UN poste on X ciblant les personnes de plus de 18 ans aux Pays-Bas a affirmé que 95 % des Néerlandais déclarent que la détection des matériels pédopornographiques (CSAM) en ligne est plus importante que la confidentialité en ligne, citant des données basées sur de récents sondages d’opinion menés par la Commission.

Mais Noyb affirme que les messages utilisés dans les publicités sont « trompeurs » dans la mesure où ils ne soulignent pas les « effets négatifs » des nouvelles règles prévues par l’exécutif européen pour lutter contre les abus sexuels sur les enfants.

Un projet de loi qui divise profondément

Le texte législatif au centre de la plainte a suscité une controverse, opposant les défenseurs de la vie privée aux défenseurs des droits de l’enfant.

La chef des affaires intérieures de l’UE, Ylva Johansson, a revendiqué à plusieurs reprises sa responsabilité personnelle dans le contenu du projet de loi de la Commission, qui appelle à l’utilisation des technologies émergentes pour détecter les matériels pédopornographiques (CSAM) nouveaux et existants et les activités de manipulation d’enfants, donnant aux autorités nationales le pouvoir d’obliger services numériques pour analyser les communications des utilisateurs, y compris les messages cryptés.

Mais les lobbies des droits numériques affirment que cela entraînerait un régime de surveillance de masse et signifierait la fin de la vie privée numérique telle que nous la connaissons.

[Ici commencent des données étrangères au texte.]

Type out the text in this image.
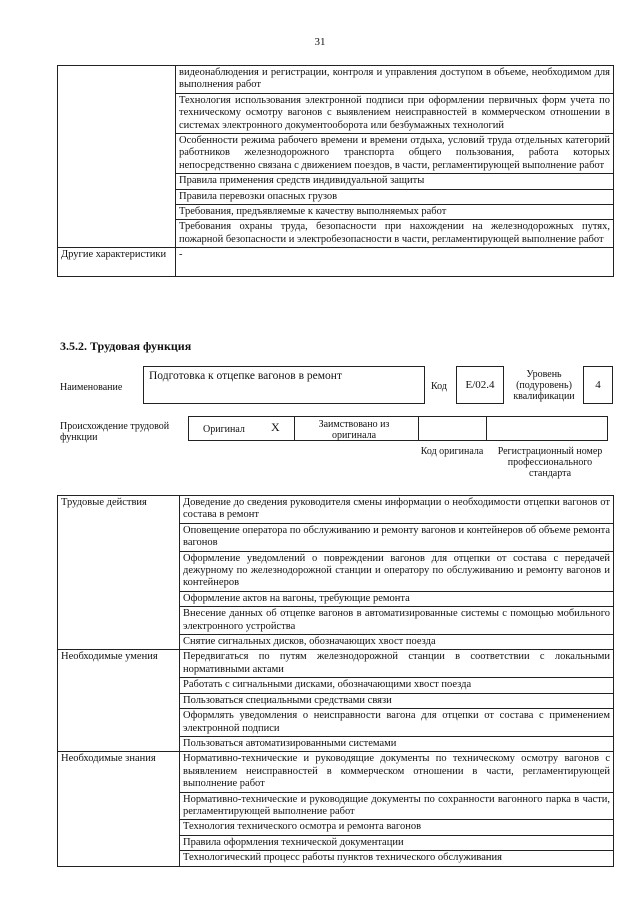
31
	видеонаблюдения и регистрации, контроля и управления доступом в объеме, необходимом для выполнения работ
	Технология использования электронной подписи при оформлении первичных форм учета по техническому осмотру вагонов с выявлением неисправностей в коммерческом отношении в системах электронного документооборота или безбумажных технологий
	Особенности режима рабочего времени и времени отдыха, условий труда отдельных категорий работников железнодорожного транспорта общего пользования, работа которых непосредственно связана с движением поездов, в части, регламентирующей выполнение работ
	Правила применения средств индивидуальной защиты
	Правила перевозки опасных грузов
	Требования, предъявляемые к качеству выполняемых работ
	Требования охраны труда, безопасности при нахождении на железнодорожных путях, пожарной безопасности и электробезопасности в части, регламентирующей выполнение работ
Другие характеристики	-
3.5.2. Трудовая функция
Наименование
Подготовка к отцепке вагонов в ремонт
Код	E/02.4
Уровень (подуровень) квалификации
4
Происхождение трудовой функции
Оригинал X	Заимствовано из оригинала
Код оригинала	Регистрационный номер профессионального стандарта
Трудовые действия	Доведение до сведения руководителя смены информации о необходимости отцепки вагонов от состава в ремонт
	Оповещение оператора по обслуживанию и ремонту вагонов и контейнеров об объеме ремонта вагонов
	Оформление уведомлений о повреждении вагонов для отцепки от состава с передачей дежурному по железнодорожной станции и оператору по обслуживанию и ремонту вагонов и контейнеров
	Оформление актов на вагоны, требующие ремонта
	Внесение данных об отцепке вагонов в автоматизированные системы с помощью мобильного электронного устройства
	Снятие сигнальных дисков, обозначающих хвост поезда
Необходимые умения	Передвигаться по путям железнодорожной станции в соответствии с локальными нормативными актами
	Работать с сигнальными дисками, обозначающими хвост поезда
	Пользоваться специальными средствами связи
	Оформлять уведомления о неисправности вагона для отцепки от состава с применением электронной подписи
	Пользоваться автоматизированными системами
Необходимые знания	Нормативно-технические и руководящие документы по техническому осмотру вагонов с выявлением неисправностей в коммерческом отношении в части, регламентирующей выполнение работ
	Нормативно-технические и руководящие документы по сохранности вагонного парка в части, регламентирующей выполнение работ
	Технология технического осмотра и ремонта вагонов
	Правила оформления технической документации
	Технологический процесс работы пунктов технического обслуживания
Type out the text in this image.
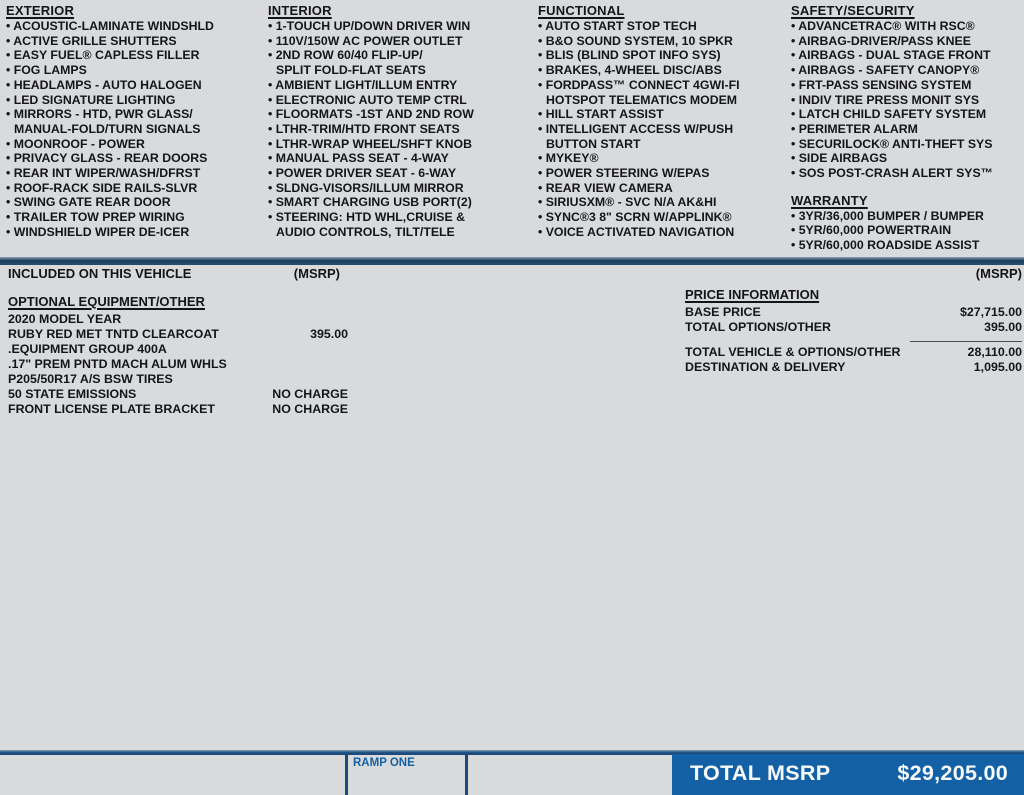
EXTERIOR
• ACOUSTIC-LAMINATE WINDSHLD
• ACTIVE GRILLE SHUTTERS
• EASY FUEL® CAPLESS FILLER
• FOG LAMPS
• HEADLAMPS - AUTO HALOGEN
• LED SIGNATURE LIGHTING
• MIRRORS - HTD, PWR GLASS/
MANUAL-FOLD/TURN SIGNALS
• MOONROOF - POWER
• PRIVACY GLASS - REAR DOORS
• REAR INT WIPER/WASH/DFRST
• ROOF-RACK SIDE RAILS-SLVR
• SWING GATE REAR DOOR
• TRAILER TOW PREP WIRING
• WINDSHIELD WIPER DE-ICER
INTERIOR
• 1-TOUCH UP/DOWN DRIVER WIN
• 110V/150W AC POWER OUTLET
• 2ND ROW 60/40 FLIP-UP/
SPLIT FOLD-FLAT SEATS
• AMBIENT LIGHT/ILLUM ENTRY
• ELECTRONIC AUTO TEMP CTRL
• FLOORMATS -1ST AND 2ND ROW
• LTHR-TRIM/HTD FRONT SEATS
• LTHR-WRAP WHEEL/SHFT KNOB
• MANUAL PASS SEAT - 4-WAY
• POWER DRIVER SEAT - 6-WAY
• SLDNG-VISORS/ILLUM MIRROR
• SMART CHARGING USB PORT(2)
• STEERING: HTD WHL,CRUISE &
AUDIO CONTROLS, TILT/TELE
FUNCTIONAL
• AUTO START STOP TECH
• B&O SOUND SYSTEM, 10 SPKR
• BLIS (BLIND SPOT INFO SYS)
• BRAKES, 4-WHEEL DISC/ABS
• FORDPASS™ CONNECT 4GWI-FI
HOTSPOT TELEMATICS MODEM
• HILL START ASSIST
• INTELLIGENT ACCESS W/PUSH
BUTTON START
• MYKEY®
• POWER STEERING W/EPAS
• REAR VIEW CAMERA
• SIRIUSXM® - SVC N/A AK&HI
• SYNC®3 8" SCRN W/APPLINK®
• VOICE ACTIVATED NAVIGATION
SAFETY/SECURITY
• ADVANCETRAC® WITH RSC®
• AIRBAG-DRIVER/PASS KNEE
• AIRBAGS - DUAL STAGE FRONT
• AIRBAGS - SAFETY CANOPY®
• FRT-PASS SENSING SYSTEM
• INDIV TIRE PRESS MONIT SYS
• LATCH CHILD SAFETY SYSTEM
• PERIMETER ALARM
• SECURILOCK® ANTI-THEFT SYS
• SIDE AIRBAGS
• SOS POST-CRASH ALERT SYS™
WARRANTY
• 3YR/36,000 BUMPER / BUMPER
• 5YR/60,000 POWERTRAIN
• 5YR/60,000 ROADSIDE ASSIST
INCLUDED ON THIS VEHICLE	(MSRP)	(MSRP)
OPTIONAL EQUIPMENT/OTHER
2020 MODEL YEAR
RUBY RED MET TNTD CLEARCOAT	395.00
.EQUIPMENT GROUP 400A
.17" PREM PNTD MACH ALUM WHLS
P205/50R17 A/S BSW TIRES
50 STATE EMISSIONS	NO CHARGE
FRONT LICENSE PLATE BRACKET	NO CHARGE
PRICE INFORMATION
BASE PRICE	$27,715.00
TOTAL OPTIONS/OTHER	395.00
TOTAL VEHICLE & OPTIONS/OTHER	28,110.00
DESTINATION & DELIVERY	1,095.00
RAMP ONE	TOTAL MSRP	$29,205.00
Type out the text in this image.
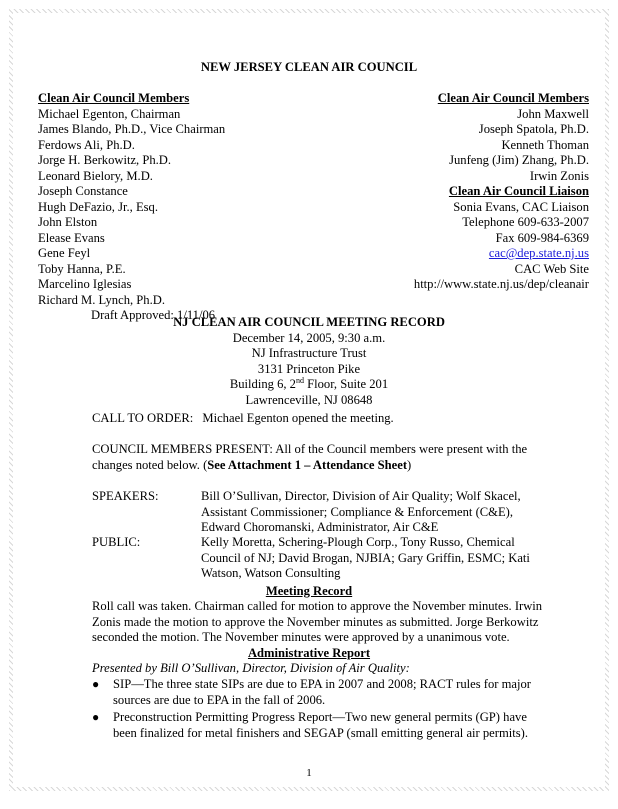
NEW JERSEY CLEAN AIR COUNCIL
Clean Air Council Members
Michael Egenton, Chairman
James Blando, Ph.D., Vice Chairman
Ferdows Ali, Ph.D.
Jorge H. Berkowitz, Ph.D.
Leonard Bielory, M.D.
Joseph Constance
Hugh DeFazio, Jr., Esq.
John Elston
Elease Evans
Gene Feyl
Toby Hanna, P.E.
Marcelino Iglesias
Richard M. Lynch, Ph.D.
Draft Approved: 1/11/06
Clean Air Council Members
John Maxwell
Joseph Spatola, Ph.D.
Kenneth Thoman
Junfeng (Jim) Zhang, Ph.D.
Irwin Zonis
Clean Air Council Liaison
Sonia Evans, CAC Liaison
Telephone 609-633-2007
Fax 609-984-6369
cac@dep.state.nj.us
CAC Web Site
http://www.state.nj.us/dep/cleanair
NJ CLEAN AIR COUNCIL MEETING RECORD
December 14, 2005, 9:30 a.m.
NJ Infrastructure Trust
3131 Princeton Pike
Building 6, 2nd Floor, Suite 201
Lawrenceville, NJ 08648
CALL TO ORDER: Michael Egenton opened the meeting.
COUNCIL MEMBERS PRESENT: All of the Council members were present with the
changes noted below. (See Attachment 1 – Attendance Sheet)
SPEAKERS:	Bill O’Sullivan, Director, Division of Air Quality; Wolf Skacel,
Assistant Commissioner; Compliance & Enforcement (C&E),
Edward Choromanski, Administrator, Air C&E
PUBLIC:	Kelly Moretta, Schering-Plough Corp., Tony Russo, Chemical
Council of NJ; David Brogan, NJBIA; Gary Griffin, ESMC; Kati
Watson, Watson Consulting
Meeting Record
Roll call was taken. Chairman called for motion to approve the November minutes. Irwin
Zonis made the motion to approve the November minutes as submitted. Jorge Berkowitz
seconded the motion. The November minutes were approved by a unanimous vote.
Administrative Report
Presented by Bill O’Sullivan, Director, Division of Air Quality:
● SIP—The three state SIPs are due to EPA in 2007 and 2008; RACT rules for major
sources are due to EPA in the fall of 2006.
● Preconstruction Permitting Progress Report—Two new general permits (GP) have
been finalized for metal finishers and SEGAP (small emitting general air permits).
1
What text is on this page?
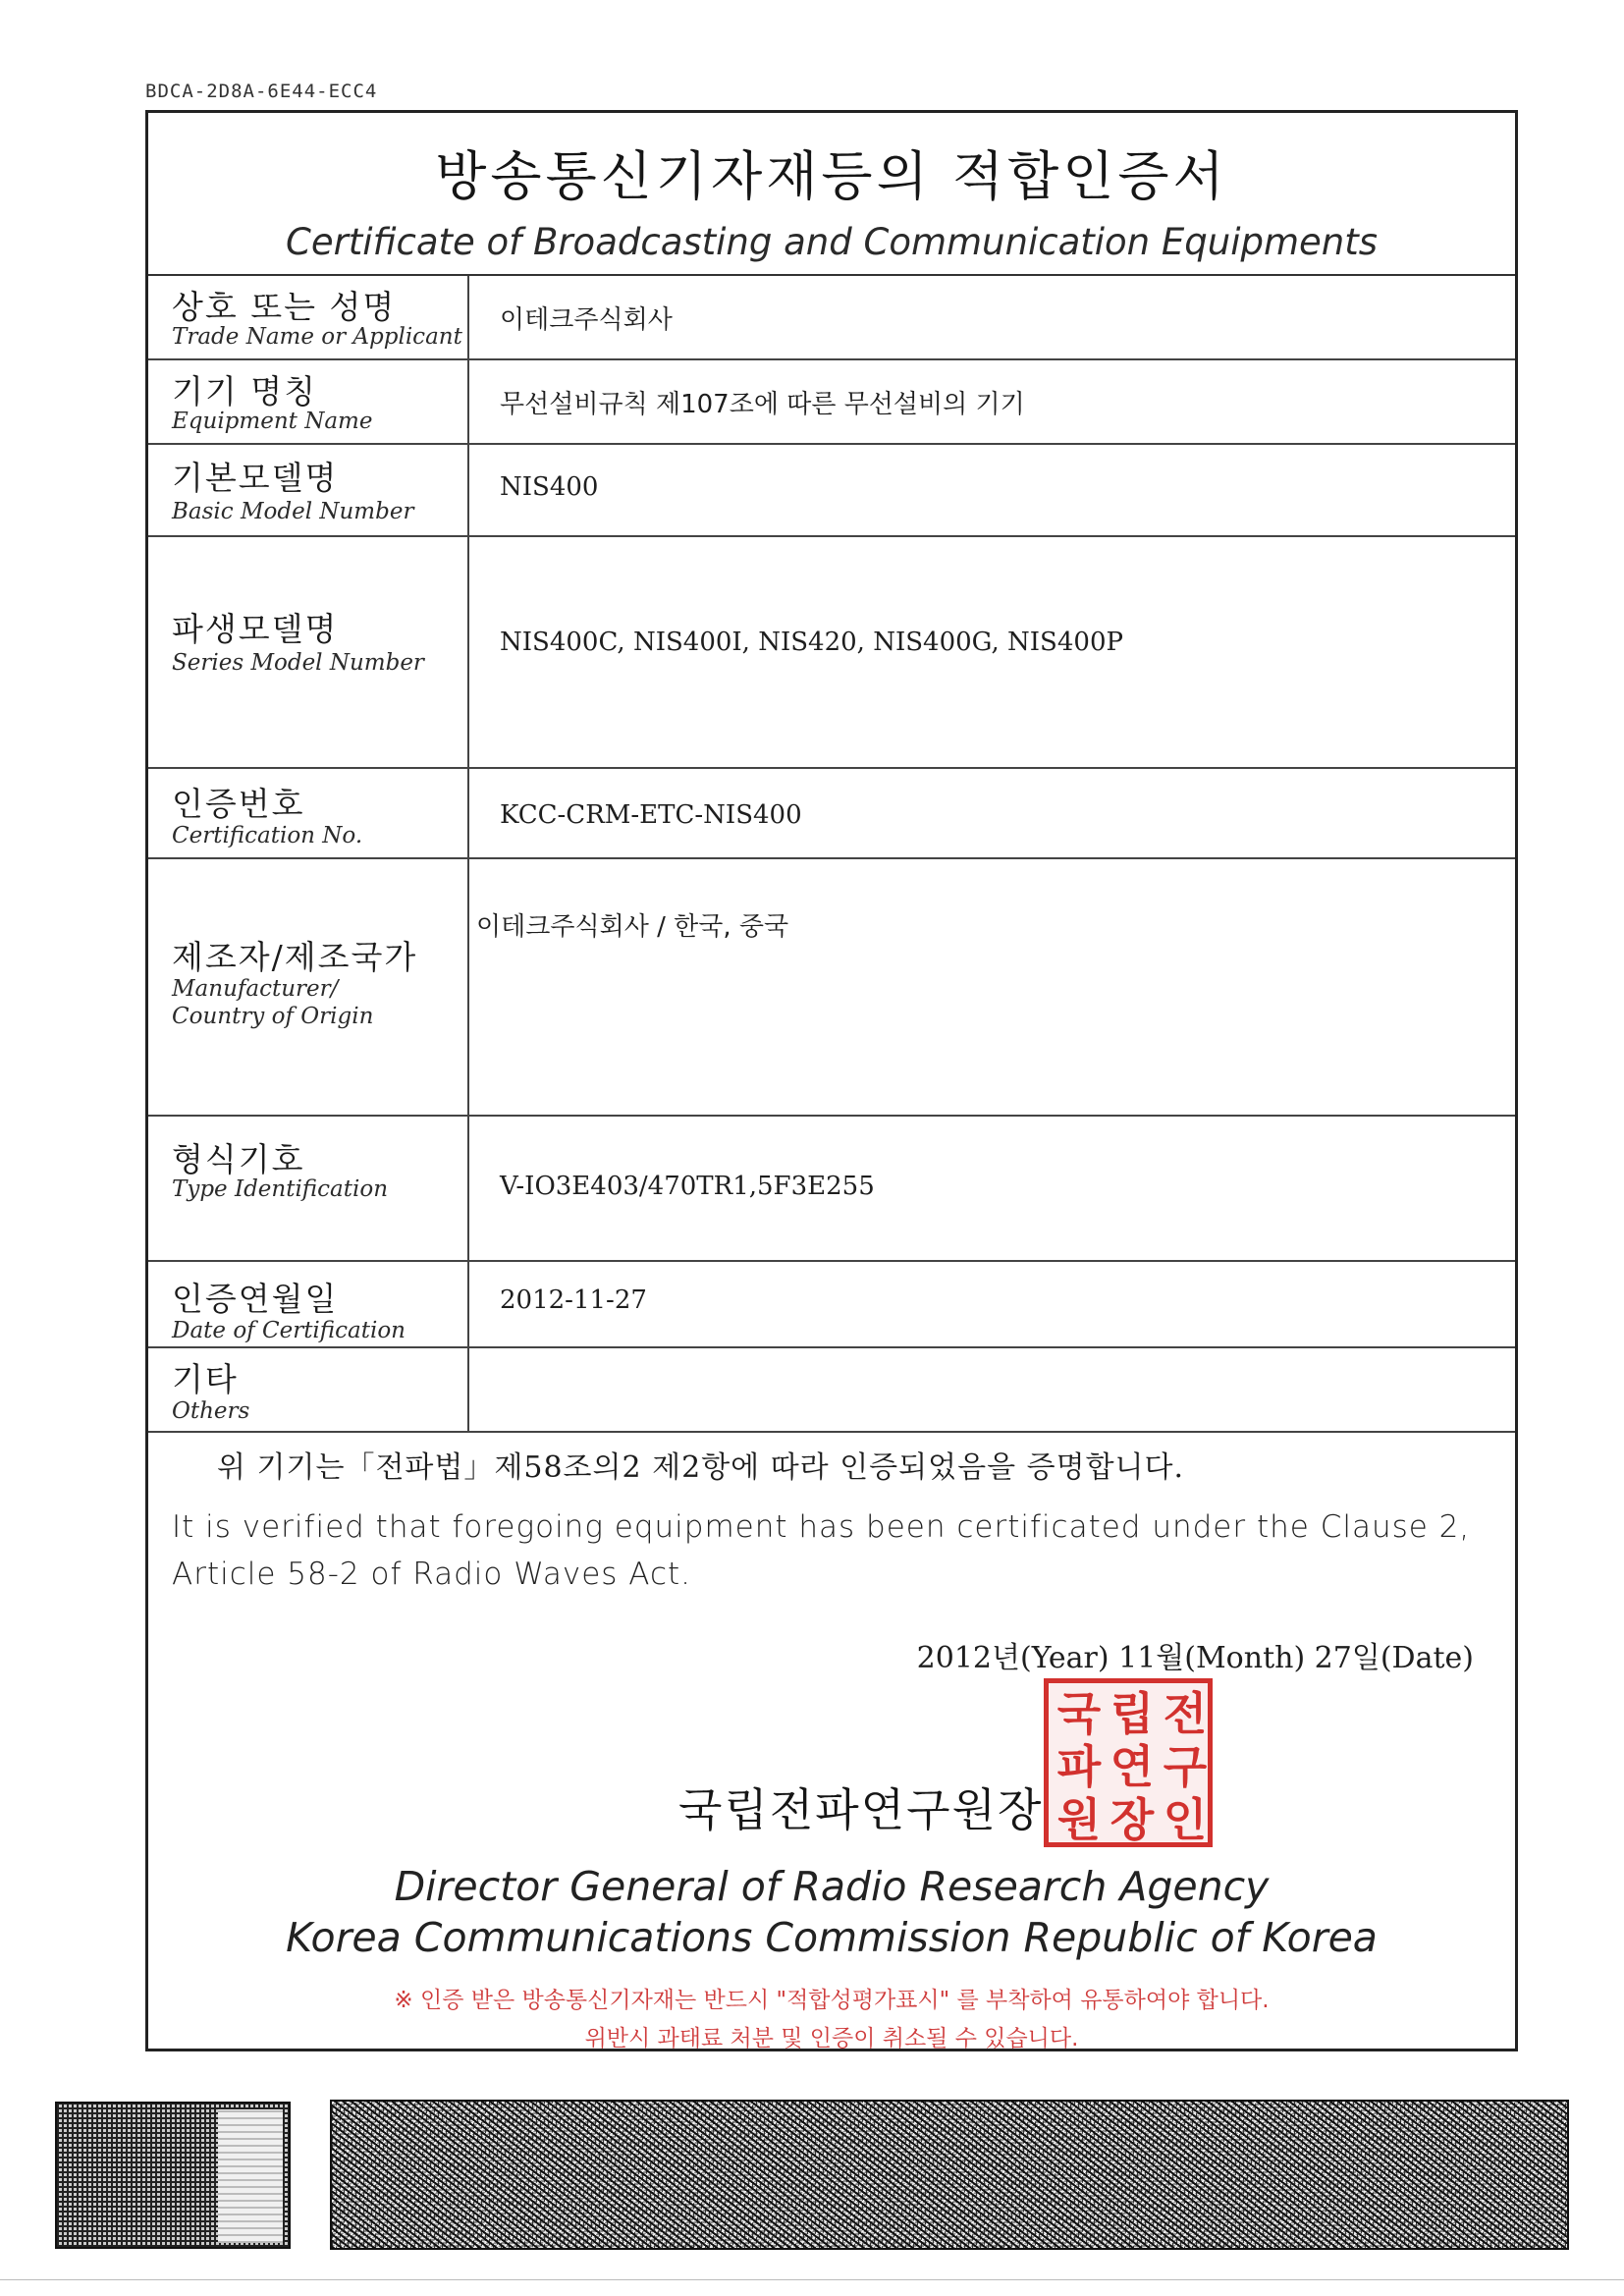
BDCA-2D8A-6E44-ECC4
방송통신기자재등의 적합인증서
Certificate of Broadcasting and Communication Equipments
상호 또는 성명
Trade Name or Applicant
이테크주식회사
기기 명칭
Equipment Name
무선설비규칙 제107조에 따른 무선설비의 기기
기본모델명
Basic Model Number
NIS400
파생모델명
Series Model Number
NIS400C, NIS400I, NIS420, NIS400G, NIS400P
인증번호
Certification No.
KCC-CRM-ETC-NIS400
제조자/제조국가
Manufacturer/
Country of Origin
이테크주식회사 / 한국, 중국
형식기호
Type Identification	V-IO3E403/470TR1,5F3E255
인증연월일
Date of Certification
2012-11-27
기타
Others
위 기기는「전파법」제58조의2 제2항에 따라 인증되었음을 증명합니다.
It is verified that foregoing equipment has been certificated under the Clause 2, Article 58-2 of Radio Waves Act.
2012년(Year) 11월(Month) 27일(Date)
국립전파연구원장
국 립 전
파 연 구
원 장 인
Director General of Radio Research Agency
Korea Communications Commission Republic of Korea
※ 인증 받은 방송통신기자재는 반드시 "적합성평가표시" 를 부착하여 유통하여야 합니다.
위반시 과태료 처분 및 인증이 취소될 수 있습니다.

La commission de la justice du Parlement européen a également édulcoré la proposition initiale de la Commission dans son projet de position adopté mardi, appelant à ce que les communications cryptées soient protégées et à ce que l’analyse du contenu numérique soit une option de « dernier recours » utilisée uniquement lorsqu’il existe des « motifs raisonnables de soupçon. »

La controverse autour de ce dossier a porté sur des allégations d’intérêts économiques et d’influence indue dans le processus décisionnel de la Commission, auxquelles le commissaire Johansson a été contraint de répondre.

Ce n’est pas la première fois que X est impliqué dans la lutte politique autour du projet de règlement. Les déclarations passionnées de Johansson sur X, où elle défend son projet de loi comme étant nécessaire pour protéger les victimes de crimes sexuels odieux, sont souvent suivies d’une série de soi-disant notes communautaires, conçues pour signaler les contenus trompeurs sur la plateforme.

Le CEPD lui-même a adopté une position critique à l’égard du projet de loi CSAM dans un avis commun adopté en juillet de l’année dernière, citant de « sérieuses inquiétudes » concernant la violation potentielle du droit fondamental à la vie privée et à la protection des données personnelles.

Noyb appelle le CEPD à imposer désormais des amendes à la Commission pour violation de ses propres règles du RGPD et à interdire à l’exécutif européen de mener des campagnes similaires.